Monday, Dec. 16, 1946
One Dozen All-Americas
Even before the first whistle blew this season, sportswriters knew which four men belonged in anybody's All-America backfield. Obviously, two of them were Army's durable Davis & Blanchard; the other two were Georgia's Charlie Trippi and Notre Dame's Quarterback Johnny Lujack. Last week, with every sports editor puffing into print with his own All-America team, the same four men turned up on almost everybody's list. Only Grantland Rice--who picks Collier's All-America team, the nearest thing to an official selection--was different. Granny Rice couldn't decide between Lujack and Army's Arnold Tucker, finally took the easy way out by picking a five-man backfield.*
In the line, where heroes are not so self-evident, there was more competition and more difference of opinion. Cagey West Coasters, aware that all the backfield positions were filled, began boosting as early as October for U.C.L.A.'s star end, Burr Baldwin.
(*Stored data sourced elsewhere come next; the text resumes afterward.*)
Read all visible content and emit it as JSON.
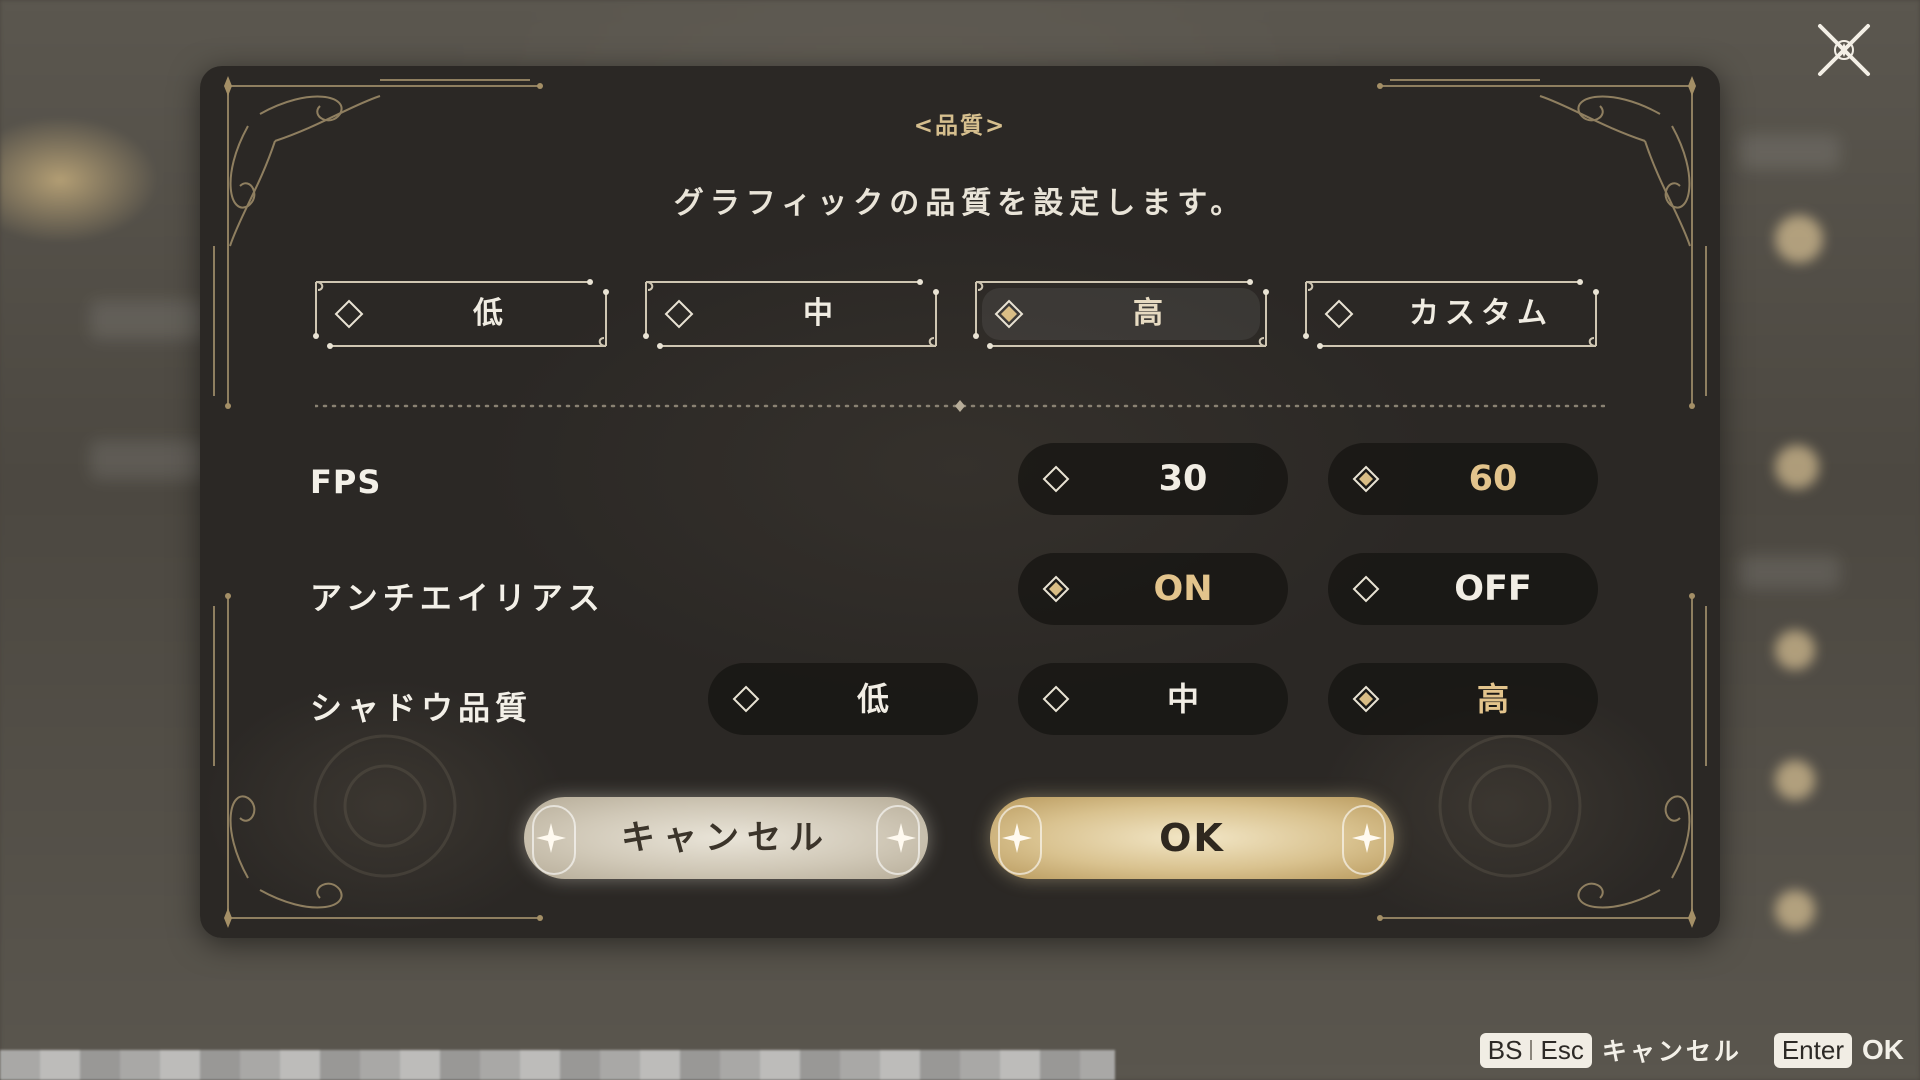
{
  "dialog": {
    "title": "<品質>",
    "description": "グラフィックの品質を設定します。"
  },
  "presets": [
    {
      "label": "低",
      "selected": false
    },
    {
      "label": "中",
      "selected": false
    },
    {
      "label": "高",
      "selected": true
    },
    {
      "label": "カスタム",
      "selected": false
    }
  ],
  "settings": {
    "fps": {
      "label": "FPS",
      "options": [
        {
          "label": "30",
          "selected": false
        },
        {
          "label": "60",
          "selected": true
        }
      ]
    },
    "antialias": {
      "label": "アンチエイリアス",
      "options": [
        {
          "label": "ON",
          "selected": true
        },
        {
          "label": "OFF",
          "selected": false
        }
      ]
    },
    "shadow": {
      "label": "シャドウ品質",
      "options": [
        {
          "label": "低",
          "selected": false
        },
        {
          "label": "中",
          "selected": false
        },
        {
          "label": "高",
          "selected": true
        }
      ]
    }
  },
  "actions": {
    "cancel_label": "キャンセル",
    "ok_label": "OK"
  },
  "hints": {
    "cancel_key_1": "BS",
    "cancel_key_2": "Esc",
    "cancel_text": "キャンセル",
    "ok_key": "Enter",
    "ok_text": "OK"
  },
  "colors": {
    "accent_gold": "#e3c48c",
    "dialog_bg": "#2b2825",
    "text_light": "#f1ede4"
  }
}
Baldwin, one of a half-dozen capable ends in the U.S., made All-Americas hands down.
As every year, choosing All-Americas was partly a logrolling operation in which sports editors voted noisily for the local man they were plugging, then filled in the rest with names they had heard of--even if they hadn't seen them in action (the New York Daily News named a guard as an All-America tackle). Grantland Rice had personally seen nine of the dozen he picked. His list relied largely on his board of sports editors. Since the editors also voted in the wire association polls, his choices were fairly representative. The Rice line:
The Southwest had its favored son, big (214 Ib.) Weldon Humble of Rice Institute, who played guard but was fast enough to play halfback. Notre Dame's line, the toughest in football, won two places--Guard John Mastrangelo and Tackle George Connor. Army contributed (besides Tucker, Blanchard & Davis) a 200-lb. end, Hank Foldberg. Georgia Tech, which 18 years ago had an All-America center, "Peter" Fund, had another in Paul Duke. The beefiest man on this season's All-America is Tennessee's 230-lb. tackle, Dick Huffman.
* Once before, in 1930, Rice made Orville Mohler No. 5 in a backfield of Frank, Carideo, Ernie Pinckert, Bob Dodd and Leonard Macaluso.